20. Dependency 🌷

96.1K 12.6K 529
                                    

Happy Reading

~•~

"Aku sangat merindukanmu, Rea."

Bisikan itu penuh kelembutan serta kerinduan. Pelukan hangat menutupi seluruh tubuhnya erat. Aroma familier menusuk hidungnya. Entah detak jantung milik siapa, begitu berdetak kencang menggetarkan dada.

Reane bereaksi terkejut sesaat. Lalu kerinduan yang sama meluap begitu saja di hatinya. Seolah bukan miliknya, tubuhnya bereaksi diluar kendali. Dia memeluk kembali orang itu sembari terisak.

"Mario?" panggilnya tanpa sadar.

Mario semakin erat memeluknya. Dia menyahut dengan suara rendah. "Ini aku, Rea. Aku benar-benar merindukanmu."

"Aku jug--" Seolah tersadar, Reane terbelalak. Dia langsung mendorong dada Mario dengan panik.

Di sana Mario terkejut. Dia berkata tidak percaya. "Kenapa, Rea ...?"

Reane tidak melihat wajah pucatnya. Ia tenggelam dalam pikirannya sendiri.

Ada apa dengan diriku? Apakah ini emosi asli pemilik tubuh? Tidak! Aku tidak boleh terkendali oleh perasaan ini!

Reane mengangkat kepala menatapnya penuh rasa bersalah. Dia tidak terkejut melihat betapa tampannya orang didepannya ini. Seperti biasa, pemeran utama selalu memiliki cahaya protagonis. Namun masalah Reane saat ini adalah menekan perasaan pemilik tubuh kepada Mario.
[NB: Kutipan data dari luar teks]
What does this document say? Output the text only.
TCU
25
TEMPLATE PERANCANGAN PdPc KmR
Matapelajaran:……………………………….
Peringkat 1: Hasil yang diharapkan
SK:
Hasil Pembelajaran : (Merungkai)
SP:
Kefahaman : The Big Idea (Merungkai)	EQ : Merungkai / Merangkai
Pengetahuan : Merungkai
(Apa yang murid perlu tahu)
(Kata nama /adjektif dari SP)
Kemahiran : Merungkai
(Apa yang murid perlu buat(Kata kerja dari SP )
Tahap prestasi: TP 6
"Ma-af ... kita tidak seharusnya ...."

Mario menyela. "Seharusnya apa, Rea? Kenapa kamu tidak memberikan kabar belakangan ini? Apakah kamu tahu betapa tersiksanya aku?"

Reane tertegun. Tidak hanya oleh kalimatnya, namun mata Mario memerah dengan bibir gemetar. Dia sangat tahu betapa besarnya Mario mencintai Reane asli.

Reane tak bisa mengeluarkan suara seolah tenggorokan tercekat. Dia mundur dengan menggelengkan kepala. Namun di sana Mario semakin maju mendekat dengan tangan terentang.

"Kamu berjanji akan tetap bersamaku. Kamu berjanji akan pergi dari orang itu dan kembali kepadaku. Namun kenapa sikapmu saat ini seolah tidak mengenaliku? Apakah kamu akan meninggalkanku, Rea?" Air mata perlahan bercucuran dari mata merahnya.

Dengan jelas Reane bisa melihat betapa takutnya Mario ditinggalkan. Hatinya berdenyut sakit. Dadanya begitu sesak hingga sulit bernafas. Reane terengah-engah dengan mata berkaca-kaca.

Tahan, Reane! Tolong Tahan!

Reane mencengkeram dadanya dan menangis. Dia menggertakkan gigi dan menatap Mario dengan gemetar. "Maaf, Mario. Maaf, hiks. Aku tidak bisa lagi bersamamu."

Mario memucat. Hatinya tertohok seolah beribu pisau menembusnya. Dia menatap gadis di depannya dengan pandangan kosong. Lalu seringai pahit terpasang disudut bibirnya. "Apa kamu bercanda, Rea?"

Mario menatap Reane yang menggigit bibirnya keras dan menggeleng getir. Air mata menggenang di pupil matanya yang menyusut.

Tidak ada yang tahu betapa bahagianya dia saat melihat gadis-nya yang tidak ia temui beberapa waktu. Kerinduan tak berujung terus menghantam seolah tak ada habisnya. Mungkin dia bisa gila jika dan gelap mata jika tidak menemukannya.

Mario hanya berharap ini hanya mimpi buruk. Dan dia ingin segera bangun menemui gadis kesayangannya yang selalu manja padanya. Mencium pipinya disetiap kesempatan, meminta pelukan tiba-tiba, menatapnya penuh kelembutan. Tidak seperti sekarang yang di mana dia mendorong pelukannya, menatapnya asing, dan meminta untuk berpisah?